Rebekka Werner (21) aus Schloss Ditterswind an der „Herz-Wand“. (Foto: Ralf Namann)
Haßfurter Tagblatt – 22.10.2013 – Ralf Naumann
HASSFURT. Blumenwiesen wurden gemalt, ebenso Häuser oder Autos und Landschaften sowie schlichte und anspruchsvollere Muster. Die junge Maya Davey entschied sich für einen Vampir. Dabei mag die Grundschülerin aus Haßfurt die „Blutsauger“ eigentlich gar nicht. „Ich habe mir halt einfach etwas einfallen lassen.“ Aber das Wichtigste war eigentlich, dass die siebenjährige bei der Aktion „WIR, BUNT, GEMEINSAM“ ebenso großen Spaß hatte, wie ihre restliche Familie.

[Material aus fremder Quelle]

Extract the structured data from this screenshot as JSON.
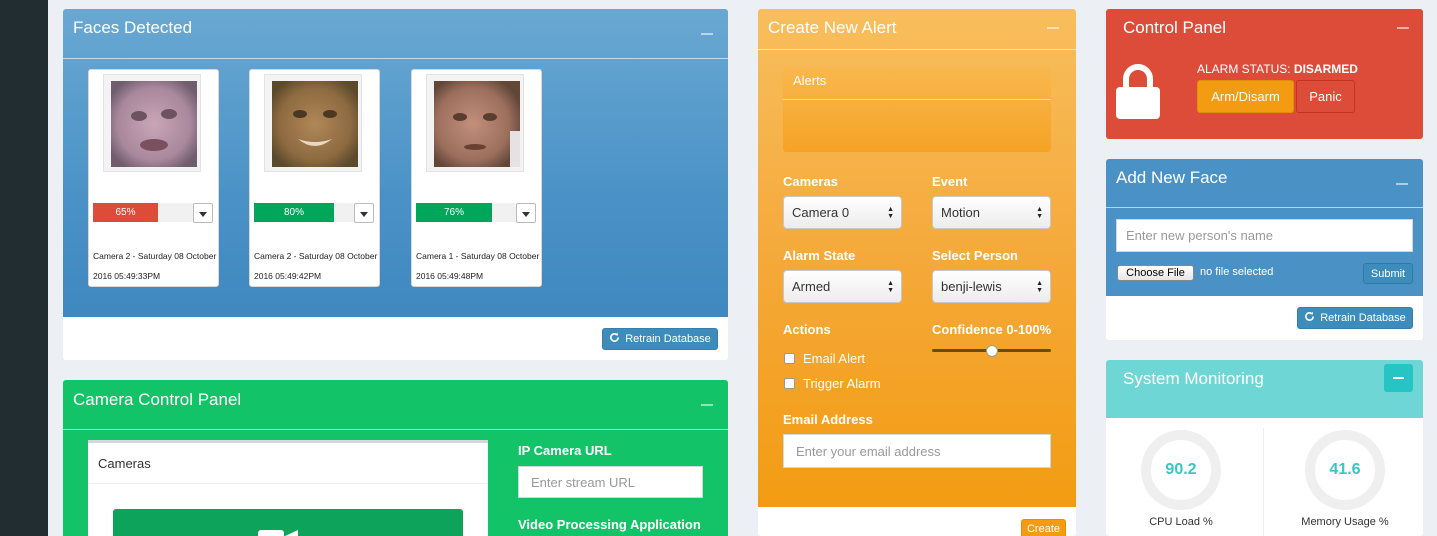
{
  "faces_panel": {
    "title": "Faces Detected",
    "faces": [
      {
        "confidence_label": "65%",
        "confidence": 0.65,
        "bar_color": "#dd4b39",
        "caption": "Camera 2 - Saturday 08 October 2016 05:49:33PM"
      },
      {
        "confidence_label": "80%",
        "confidence": 0.8,
        "bar_color": "#00a65a",
        "caption": "Camera 2 - Saturday 08 October 2016 05:49:42PM"
      },
      {
        "confidence_label": "76%",
        "confidence": 0.76,
        "bar_color": "#00a65a",
        "caption": "Camera 1 - Saturday 08 October 2016 05:49:48PM"
      }
    ],
    "retrain_label": "Retrain Database"
  },
  "camera_panel": {
    "title": "Camera Control Panel",
    "cameras_header": "Cameras",
    "ip_url_label": "IP Camera URL",
    "ip_url_placeholder": "Enter stream URL",
    "video_processing_label": "Video Processing Application"
  },
  "alert_panel": {
    "title": "Create New Alert",
    "alerts_header": "Alerts",
    "cameras_label": "Cameras",
    "camera_value": "Camera 0",
    "event_label": "Event",
    "event_value": "Motion",
    "alarm_state_label": "Alarm State",
    "alarm_state_value": "Armed",
    "select_person_label": "Select Person",
    "person_value": "benji-lewis",
    "actions_label": "Actions",
    "email_alert_label": "Email Alert",
    "trigger_alarm_label": "Trigger Alarm",
    "confidence_label": "Confidence 0-100%",
    "confidence_value": 50,
    "email_address_label": "Email Address",
    "email_placeholder": "Enter your email address",
    "create_label": "Create"
  },
  "control_panel": {
    "title": "Control Panel",
    "alarm_status_prefix": "ALARM STATUS:",
    "alarm_status_value": "DISARMED",
    "arm_label": "Arm/Disarm",
    "panic_label": "Panic"
  },
  "add_face": {
    "title": "Add New Face",
    "name_placeholder": "Enter new person's name",
    "choose_file_label": "Choose File",
    "file_status": "no file selected",
    "submit_label": "Submit",
    "retrain_label": "Retrain Database"
  },
  "system_monitoring": {
    "title": "System Monitoring",
    "cpu_value": "90.2",
    "cpu_label": "CPU Load %",
    "memory_value": "41.6",
    "memory_label": "Memory Usage %",
    "accent_color": "#39c5c5"
  }
}
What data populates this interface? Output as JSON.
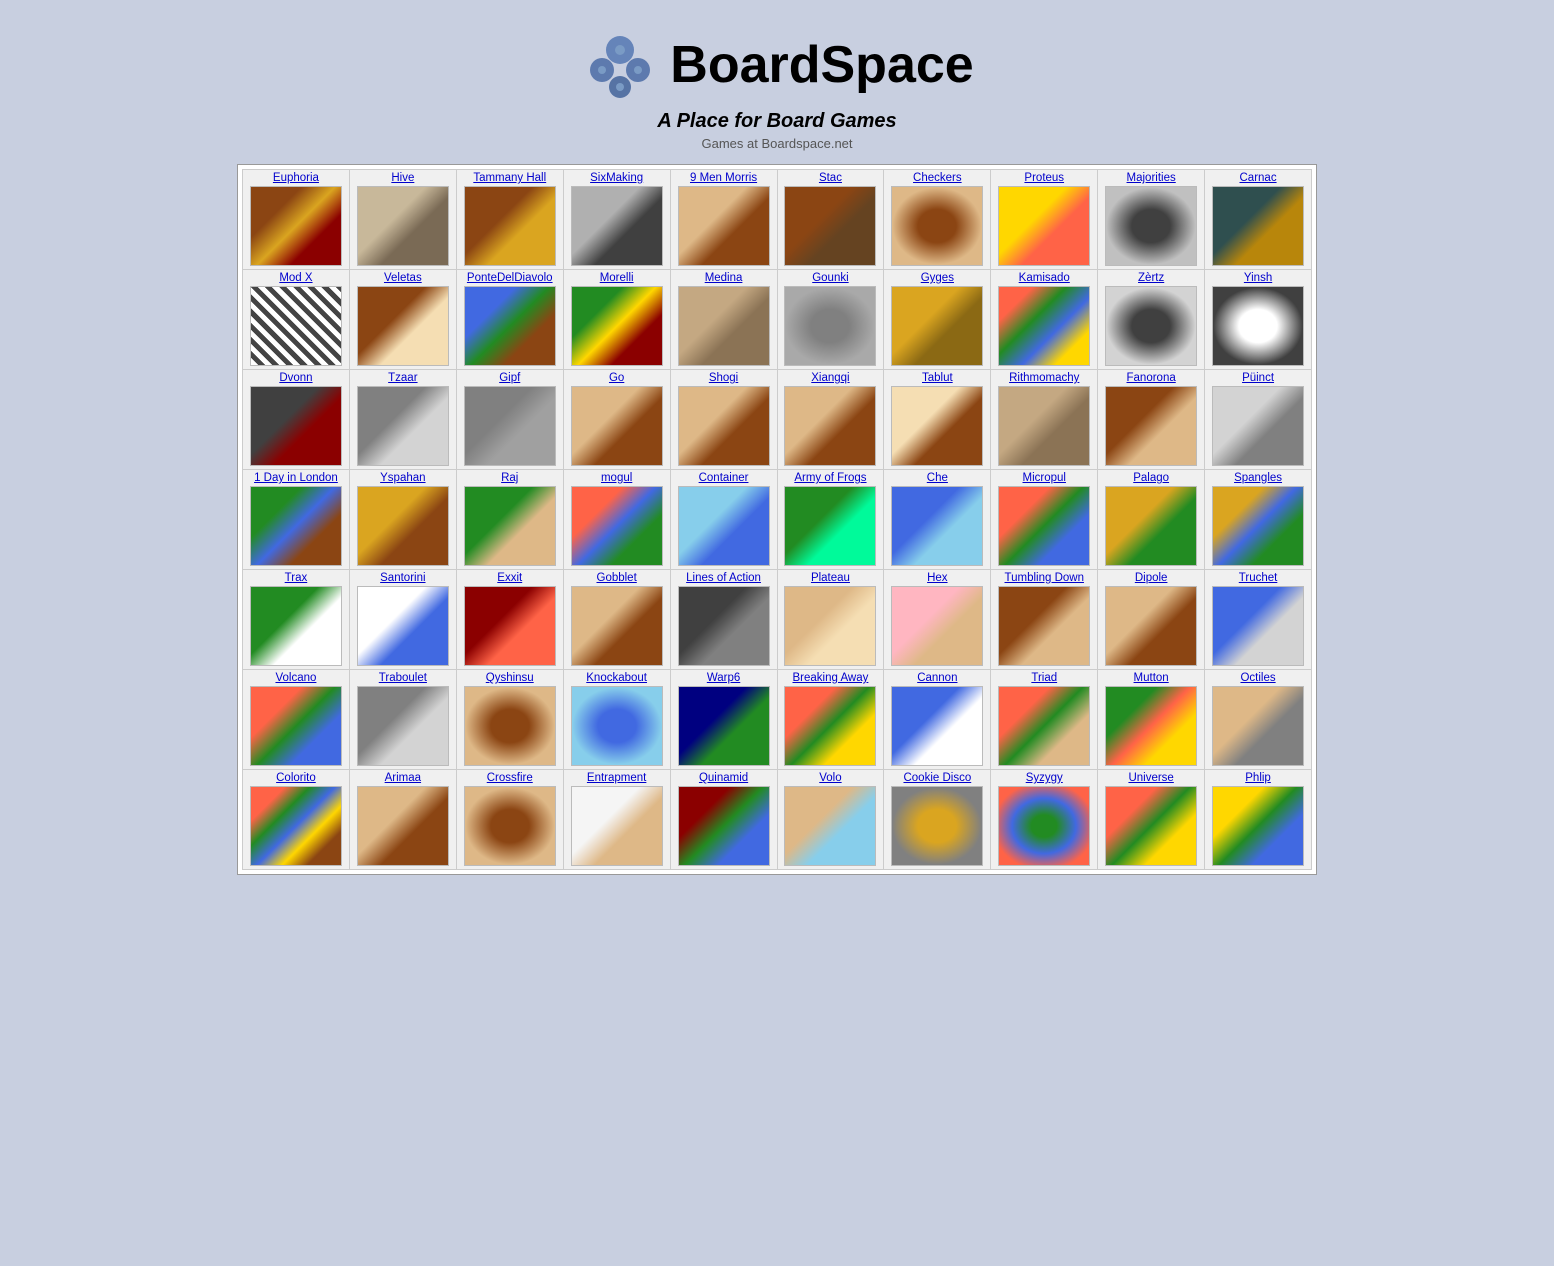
{
  "site": {
    "title": "BoardSpace",
    "tagline": "A Place for Board Games",
    "games_label": "Games at Boardspace.net"
  },
  "rows": [
    [
      {
        "name": "Euphoria",
        "thumb_class": "thumb-euphoria"
      },
      {
        "name": "Hive",
        "thumb_class": "thumb-hive"
      },
      {
        "name": "Tammany Hall",
        "thumb_class": "thumb-tammany"
      },
      {
        "name": "SixMaking",
        "thumb_class": "thumb-sixmaking"
      },
      {
        "name": "9 Men Morris",
        "thumb_class": "thumb-9men"
      },
      {
        "name": "Stac",
        "thumb_class": "thumb-stac"
      },
      {
        "name": "Checkers",
        "thumb_class": "thumb-checkers"
      },
      {
        "name": "Proteus",
        "thumb_class": "thumb-proteus"
      },
      {
        "name": "Majorities",
        "thumb_class": "thumb-majorities"
      },
      {
        "name": "Carnac",
        "thumb_class": "thumb-carnac"
      }
    ],
    [
      {
        "name": "Mod X",
        "thumb_class": "thumb-modx"
      },
      {
        "name": "Veletas",
        "thumb_class": "thumb-veletas"
      },
      {
        "name": "PonteDelDiavolo",
        "thumb_class": "thumb-ponte"
      },
      {
        "name": "Morelli",
        "thumb_class": "thumb-morelli"
      },
      {
        "name": "Medina",
        "thumb_class": "thumb-medina"
      },
      {
        "name": "Gounki",
        "thumb_class": "thumb-gounki"
      },
      {
        "name": "Gyges",
        "thumb_class": "thumb-gyges"
      },
      {
        "name": "Kamisado",
        "thumb_class": "thumb-kamisado"
      },
      {
        "name": "Zèrtz",
        "thumb_class": "thumb-zertz"
      },
      {
        "name": "Yinsh",
        "thumb_class": "thumb-yinsh"
      }
    ],
    [
      {
        "name": "Dvonn",
        "thumb_class": "thumb-dvonn"
      },
      {
        "name": "Tzaar",
        "thumb_class": "thumb-tzaar"
      },
      {
        "name": "Gipf",
        "thumb_class": "thumb-gipf"
      },
      {
        "name": "Go",
        "thumb_class": "thumb-go"
      },
      {
        "name": "Shogi",
        "thumb_class": "thumb-shogi"
      },
      {
        "name": "Xiangqi",
        "thumb_class": "thumb-xiangqi"
      },
      {
        "name": "Tablut",
        "thumb_class": "thumb-tablut"
      },
      {
        "name": "Rithmomachy",
        "thumb_class": "thumb-rithmom"
      },
      {
        "name": "Fanorona",
        "thumb_class": "thumb-fanorona"
      },
      {
        "name": "Püinct",
        "thumb_class": "thumb-punct"
      }
    ],
    [
      {
        "name": "1 Day in London",
        "thumb_class": "thumb-1day"
      },
      {
        "name": "Yspahan",
        "thumb_class": "thumb-yspahan"
      },
      {
        "name": "Raj",
        "thumb_class": "thumb-raj"
      },
      {
        "name": "mogul",
        "thumb_class": "thumb-mogul"
      },
      {
        "name": "Container",
        "thumb_class": "thumb-container"
      },
      {
        "name": "Army of Frogs",
        "thumb_class": "thumb-armyfrogs"
      },
      {
        "name": "Che",
        "thumb_class": "thumb-che"
      },
      {
        "name": "Micropul",
        "thumb_class": "thumb-micropul"
      },
      {
        "name": "Palago",
        "thumb_class": "thumb-palago"
      },
      {
        "name": "Spangles",
        "thumb_class": "thumb-spangles"
      }
    ],
    [
      {
        "name": "Trax",
        "thumb_class": "thumb-trax"
      },
      {
        "name": "Santorini",
        "thumb_class": "thumb-santorini"
      },
      {
        "name": "Exxit",
        "thumb_class": "thumb-exxit"
      },
      {
        "name": "Gobblet",
        "thumb_class": "thumb-gobblet"
      },
      {
        "name": "Lines of Action",
        "thumb_class": "thumb-loa"
      },
      {
        "name": "Plateau",
        "thumb_class": "thumb-plateau"
      },
      {
        "name": "Hex",
        "thumb_class": "thumb-hex"
      },
      {
        "name": "Tumbling Down",
        "thumb_class": "thumb-tumbling"
      },
      {
        "name": "Dipole",
        "thumb_class": "thumb-dipole"
      },
      {
        "name": "Truchet",
        "thumb_class": "thumb-truchet"
      }
    ],
    [
      {
        "name": "Volcano",
        "thumb_class": "thumb-volcano"
      },
      {
        "name": "Traboulet",
        "thumb_class": "thumb-traboulet"
      },
      {
        "name": "Qyshinsu",
        "thumb_class": "thumb-qyshinsu"
      },
      {
        "name": "Knockabout",
        "thumb_class": "thumb-knockabout"
      },
      {
        "name": "Warp6",
        "thumb_class": "thumb-warp6"
      },
      {
        "name": "Breaking Away",
        "thumb_class": "thumb-breaking"
      },
      {
        "name": "Cannon",
        "thumb_class": "thumb-cannon"
      },
      {
        "name": "Triad",
        "thumb_class": "thumb-triad"
      },
      {
        "name": "Mutton",
        "thumb_class": "thumb-mutton"
      },
      {
        "name": "Octiles",
        "thumb_class": "thumb-octiles"
      }
    ],
    [
      {
        "name": "Colorito",
        "thumb_class": "thumb-colorito"
      },
      {
        "name": "Arimaa",
        "thumb_class": "thumb-arimaa"
      },
      {
        "name": "Crossfire",
        "thumb_class": "thumb-crossfire"
      },
      {
        "name": "Entrapment",
        "thumb_class": "thumb-entrap"
      },
      {
        "name": "Quinamid",
        "thumb_class": "thumb-quinamid"
      },
      {
        "name": "Volo",
        "thumb_class": "thumb-volo"
      },
      {
        "name": "Cookie Disco",
        "thumb_class": "thumb-cookie"
      },
      {
        "name": "Syzygy",
        "thumb_class": "thumb-syzygy"
      },
      {
        "name": "Universe",
        "thumb_class": "thumb-universe"
      },
      {
        "name": "Phlip",
        "thumb_class": "thumb-phlip"
      }
    ]
  ]
}
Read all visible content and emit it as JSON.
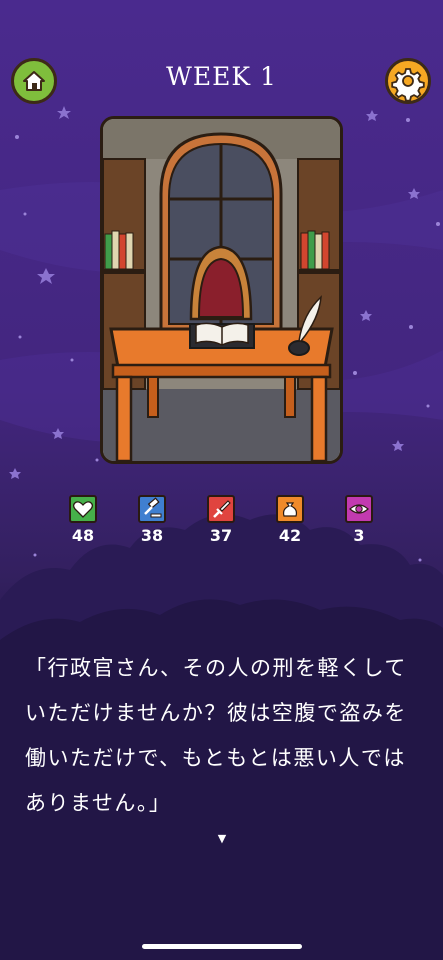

Ebenso wie ihre Eltern Peter und Kim Davey sowie Schwester Allyson entschied sich das Mädchen im Mehrgenerationenhaus (MGH) der Kreisstadt am Kirchweihsonntagnachmittag für die im Café Bistro „Offener Treff“ vom Fürther Kunsttherapeut Andreas Neunhoeffer angebotene Aktion, bei der mit wetterbeständigen und leuchtstarken Ölpastellkreiden kleine Holztafeln bemalt werden durften, die dann zu mehreren „Gitter-Mosaiken“ zusammengesetzt wurden. „Einfach schön“, lautete ihr Urteil. Und das von Vater Peter fiel ähnlich aus. „Ich finde das einfach eine gute Idee, dass Menschen, egal ob behindert oder nicht, gemeinsam aktiv werden“, fiel für den Kunstlehrer am Regiomontanusgymnasium die Stippvisite im MGH deshalb in die Kategorie „Pflichtbesuch.“ Für ihn wäre es „wichtig, dass alle zukünftig mehr Zeit miteinander verbringen.“ Dafür war die Veranstaltung sehr gut geeignet. „Kunst“, machte er deutlich, „verbindet auch. Und das ist sehr wichtig.“

Die Familie Davey, Vater Peter und Mutter Kim sowie die Kinder Maya und Allyson, hatten viel Spaß bei „WIR, BUNT, GEMEINSAM“. „Kunst verbindet auch. Und das ist sehr wichtig“, sagte Peter Davey. (Foto: Ralf Naumann)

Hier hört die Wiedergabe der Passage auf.